First and foremost, you have to overcome your own inevitable sense of “imposter syndrome,” take up space, and speak up. When I’m at a meeting in an intimidating place with what I perceive to be lots of smart, successful people, especially if the room is mostly populated by men, I force myself to say something at least once. It doesn’t have to be right away (sometimes I gain courage by listening and observing first), but I can’t leave the room without contributing something. That’s not just for my own advancement; it also helps the team get used to hearing women’s voices and perspectives, in general.
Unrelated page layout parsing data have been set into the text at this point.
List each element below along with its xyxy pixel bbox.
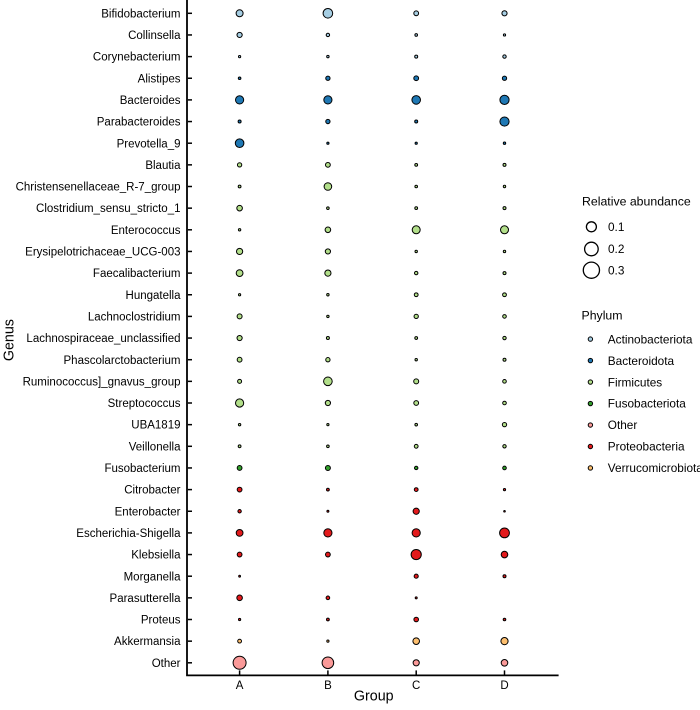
svg-text:Enterococcus: Enterococcus	[111, 225, 181, 237]
svg-text:0.2: 0.2	[608, 242, 624, 256]
svg-text:Corynebacterium: Corynebacterium	[93, 52, 181, 64]
svg-text:Klebsiella: Klebsiella	[131, 550, 181, 562]
svg-text:Collinsella: Collinsella	[128, 30, 181, 42]
svg-text:Actinobacteriota: Actinobacteriota	[608, 332, 693, 346]
svg-text:Erysipelotrichaceae_UCG-003: Erysipelotrichaceae_UCG-003	[25, 247, 180, 259]
svg-text:Citrobacter: Citrobacter	[124, 485, 180, 497]
svg-text:C: C	[412, 680, 420, 692]
svg-text:Alistipes: Alistipes	[138, 73, 181, 85]
svg-text:Faecalibacterium: Faecalibacterium	[93, 268, 181, 280]
svg-text:Enterobacter: Enterobacter	[115, 506, 181, 518]
svg-text:Other: Other	[152, 658, 181, 670]
svg-text:Streptococcus: Streptococcus	[108, 398, 181, 410]
svg-text:Veillonella: Veillonella	[129, 441, 181, 453]
svg-text:Group: Group	[354, 689, 394, 705]
svg-text:Relative abundance: Relative abundance	[582, 195, 691, 209]
svg-text:Parabacteroides: Parabacteroides	[97, 117, 181, 129]
svg-text:Morganella: Morganella	[124, 571, 181, 583]
svg-text:Escherichia-Shigella: Escherichia-Shigella	[76, 528, 181, 540]
svg-text:Christensenellaceae_R-7_group: Christensenellaceae_R-7_group	[16, 182, 181, 194]
svg-text:Proteus: Proteus	[141, 615, 181, 627]
svg-text:A: A	[236, 680, 244, 692]
svg-text:Blautia: Blautia	[145, 160, 181, 172]
svg-text:Fusobacterium: Fusobacterium	[104, 463, 180, 475]
svg-text:Bacteroides: Bacteroides	[120, 95, 181, 107]
svg-text:Clostridium_sensu_stricto_1: Clostridium_sensu_stricto_1	[36, 203, 180, 215]
svg-text:Lachnospiraceae_unclassified: Lachnospiraceae_unclassified	[26, 333, 180, 345]
svg-text:Ruminococcus]_gnavus_group: Ruminococcus]_gnavus_group	[23, 376, 181, 388]
svg-text:Other: Other	[608, 418, 638, 432]
svg-text:Fusobacteriota: Fusobacteriota	[608, 397, 686, 411]
svg-text:Hungatella: Hungatella	[126, 290, 182, 302]
svg-text:Firmicutes: Firmicutes	[608, 375, 663, 389]
svg-text:Akkermansia: Akkermansia	[114, 636, 181, 648]
svg-text:Parasutterella: Parasutterella	[110, 593, 182, 605]
svg-text:0.3: 0.3	[608, 263, 625, 277]
svg-text:Prevotella_9: Prevotella_9	[117, 138, 181, 150]
svg-text:Bifidobacterium: Bifidobacterium	[101, 8, 180, 20]
svg-text:Verrucomicrobiota: Verrucomicrobiota	[608, 461, 700, 475]
svg-text:UBA1819: UBA1819	[131, 420, 180, 432]
svg-text:Lachnoclostridium: Lachnoclostridium	[88, 311, 181, 323]
svg-text:B: B	[324, 680, 332, 692]
svg-text:Proteobacteria: Proteobacteria	[608, 440, 685, 454]
svg-text:D: D	[500, 680, 508, 692]
svg-text:Bacteroidota: Bacteroidota	[608, 354, 675, 368]
svg-text:Genus: Genus	[2, 319, 18, 361]
svg-text:0.1: 0.1	[608, 220, 624, 234]
svg-text:Phylum: Phylum	[582, 309, 623, 323]
svg-text:Phascolarctobacterium: Phascolarctobacterium	[64, 355, 181, 367]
I’ve also learned that the squeaky wheel really does, in fact, get the grease. I used to think that if I suggested a woman or person of color in an otherwise white, male-dominated space—whether for a speaking opportunity or a consulting gig—and the powers that be didn’t select her, the case was closed. I didn’t want to suggest her again for fear that it would seem annoying. But it turns out that people with a lot of power tend to be both under a lot of pressure and way too busy; as a result, they are more likely to go with what is familiar to them, the “known quantity.” In a world still so demographically segregated, this tends to be someone just like them.
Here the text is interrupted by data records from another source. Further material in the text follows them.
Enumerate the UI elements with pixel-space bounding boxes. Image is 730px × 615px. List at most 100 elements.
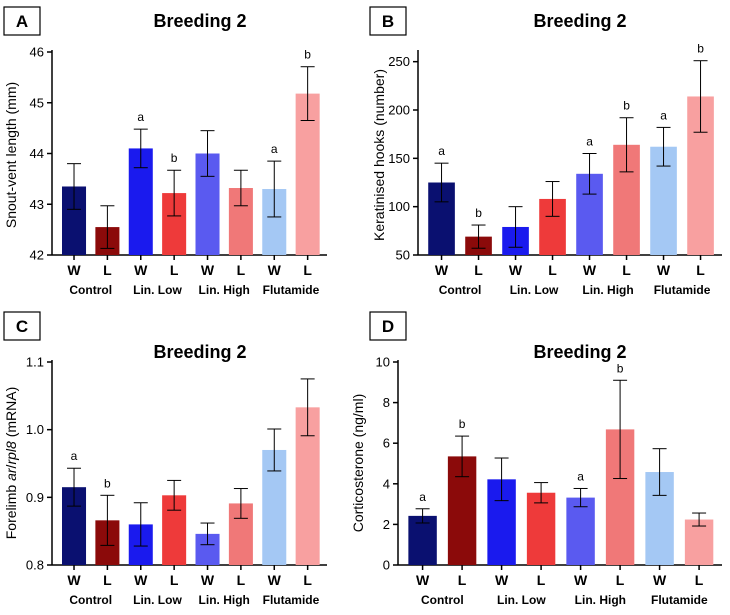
significance-label: a <box>577 469 584 483</box>
group-label: Flutamide <box>654 283 711 297</box>
x-tick-label: W <box>416 572 430 588</box>
x-tick-label: L <box>170 572 179 588</box>
y-tick-label: 0 <box>383 558 390 573</box>
significance-label: b <box>617 361 624 375</box>
panel-letter-box <box>3 6 41 36</box>
chart-panel-d: D Breeding 2 Corticosterone (ng/ml) 0 2 4 6 8 10… <box>350 311 722 607</box>
x-tick-label: L <box>474 262 483 278</box>
panel-letter: C <box>16 317 28 336</box>
group-label: Flutamide <box>651 593 708 607</box>
x-tick-label: W <box>201 262 215 278</box>
x-tick-label: L <box>237 572 246 588</box>
significance-label: b <box>104 476 111 490</box>
significance-label: b <box>171 151 178 165</box>
x-tick-label: L <box>237 262 246 278</box>
y-tick-label: 43 <box>30 197 44 212</box>
y-tick-label: 0.8 <box>26 558 44 573</box>
panel-letter-box <box>3 311 41 341</box>
significance-label: b <box>697 42 704 56</box>
panel-letter: B <box>382 12 394 31</box>
y-tick-label: 150 <box>388 151 410 166</box>
significance-label: a <box>586 135 593 149</box>
y-axis-label-part: Forelimb <box>3 481 19 539</box>
group-label: Lin. Low <box>133 593 182 607</box>
bar <box>408 515 437 565</box>
chart-panel-c: C Breeding 2 Forelimb ar/rpl8 (mRNA) 0.8 0.9… <box>3 311 327 607</box>
group-label: Lin. Low <box>510 283 559 297</box>
x-tick-label: W <box>495 572 509 588</box>
y-axis-label-part: (mRNA) <box>3 387 19 441</box>
y-axis-label: Snout-vent length (mm) <box>3 82 19 228</box>
y-tick-label: 1.0 <box>26 422 44 437</box>
x-tick-label: W <box>268 572 282 588</box>
group-label: Control <box>69 283 112 297</box>
significance-label: a <box>137 110 144 124</box>
chart-title: Breeding 2 <box>153 11 246 31</box>
significance-label: b <box>623 99 630 113</box>
x-tick-label: L <box>170 262 179 278</box>
x-tick-label: L <box>103 262 112 278</box>
panel-letter-box <box>369 311 407 341</box>
x-tick-label: L <box>458 572 467 588</box>
y-tick-label: 200 <box>388 103 410 118</box>
x-tick-label: W <box>509 262 523 278</box>
group-label: Flutamide <box>263 593 320 607</box>
x-tick-label: L <box>303 572 312 588</box>
x-tick-label: L <box>537 572 546 588</box>
x-tick-label: W <box>67 572 81 588</box>
y-tick-label: 42 <box>30 248 44 263</box>
group-label: Flutamide <box>263 283 320 297</box>
y-tick-label: 44 <box>30 146 44 161</box>
x-tick-label: W <box>583 262 597 278</box>
bar <box>566 497 595 565</box>
y-axis-label: Keratinised hooks (number) <box>371 69 387 241</box>
chart-title: Breeding 2 <box>153 342 246 362</box>
panel-letter: A <box>16 12 28 31</box>
group-label: Control <box>69 593 112 607</box>
x-tick-label: L <box>303 262 312 278</box>
significance-label: a <box>660 108 667 122</box>
y-tick-label: 1.1 <box>26 355 44 370</box>
x-tick-label: W <box>67 262 81 278</box>
significance-label: a <box>438 144 445 158</box>
x-tick-label: L <box>616 572 625 588</box>
panel-letter-box <box>369 6 407 36</box>
x-tick-label: L <box>548 262 557 278</box>
x-tick-label: W <box>653 572 667 588</box>
group-label: Control <box>439 283 482 297</box>
x-tick-label: L <box>622 262 631 278</box>
chart-title: Breeding 2 <box>533 342 626 362</box>
y-axis-label-part: / <box>3 464 19 468</box>
group-label: Lin. Low <box>133 283 182 297</box>
y-tick-label: 2 <box>383 517 390 532</box>
chart-panel-b: B Breeding 2 Keratinised hooks (number) 50 1… <box>369 6 722 297</box>
significance-label: b <box>459 417 466 431</box>
y-tick-label: 45 <box>30 95 44 110</box>
y-tick-label: 50 <box>396 248 410 263</box>
x-tick-label: L <box>696 262 705 278</box>
y-axis-label: Forelimb ar/rpl8 (mRNA) <box>3 387 19 540</box>
y-tick-label: 46 <box>30 45 44 60</box>
significance-label: a <box>71 449 78 463</box>
y-tick-label: 6 <box>383 436 390 451</box>
significance-label: a <box>271 142 278 156</box>
y-tick-label: 10 <box>376 355 390 370</box>
group-label: Lin. High <box>199 593 250 607</box>
y-tick-label: 250 <box>388 54 410 69</box>
y-axis-label-part: ar <box>3 467 19 481</box>
x-tick-label: W <box>435 262 449 278</box>
y-tick-label: 4 <box>383 476 390 491</box>
significance-label: b <box>475 206 482 220</box>
x-tick-label: W <box>574 572 588 588</box>
x-tick-label: W <box>134 572 148 588</box>
bar <box>526 492 556 565</box>
chart-title: Breeding 2 <box>533 11 626 31</box>
group-label: Lin. High <box>582 283 633 297</box>
x-tick-label: W <box>201 572 215 588</box>
significance-label: b <box>304 48 311 62</box>
y-tick-label: 8 <box>383 395 390 410</box>
y-axis-label-part: rpl8 <box>3 441 19 465</box>
significance-label: a <box>419 490 426 504</box>
x-tick-label: W <box>657 262 671 278</box>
But, if you say someone’s name enough times, and spin their merits in enough different, compelling ways, all of the sudden, they become just a little bit familiar. Or maybe they just want to shut you up. Either way, I’ve found repetition with a little variation works.
Similarly, I’ve found there is huge, unpredictable power in being at the right time and in the right place. Because the modern work place is such a fast-paced environment for most of us, there are lots of little last-minute decisions that get made, no matter how on top of it we all try to be. In these moments, if you’re at the ready with your “binder full of women”—thanks Romney—you can swoop in and diversify the workplace in one golden moment. This is why just showing up actually matters a lot in historically sexist work environments; your very presence transforms expectations and widens the pool of possible collaborators.
Finally, ask yourself, “Whose got my back?” Sometimes it’s a lot easier for those in power to hear an egalitarian message from people that look like them—still disproportionately white dudes. I happen to be married to one and I’ve found it infinitely useful for the feminist cause. My husband, thanks to my careful indoctrination, now writes about gender and racial representation in his field of architecture and insists that there be an equal number of women on any panel that he facilitates. He makes a dedicated effort to mentor young women, especially young women of color.
This, to my mind, is the first frontier of increased diversity in the workplace. If we can shift the consciousness of the already privileged and powerful, and arm them with lots of practical ways that they can live their new found ethics, it won’t be long before a critical mass of women and people of color can advocate on their own behalf without being written off as “difficult.”
Some of the most effective young feminists I know are not working at the NOWs and Ms. Magazines of this world. Instead, they are at TED and Purpose and other cutting-edge strategy firms. They are writing about, not necessarily “women’s issues,” but education and fashion and technology—with a feminist lens, of course. And they are transforming workplaces, not with the “masters tools,” but with persistence and courage and a little bit of help from the “masters,” themselves.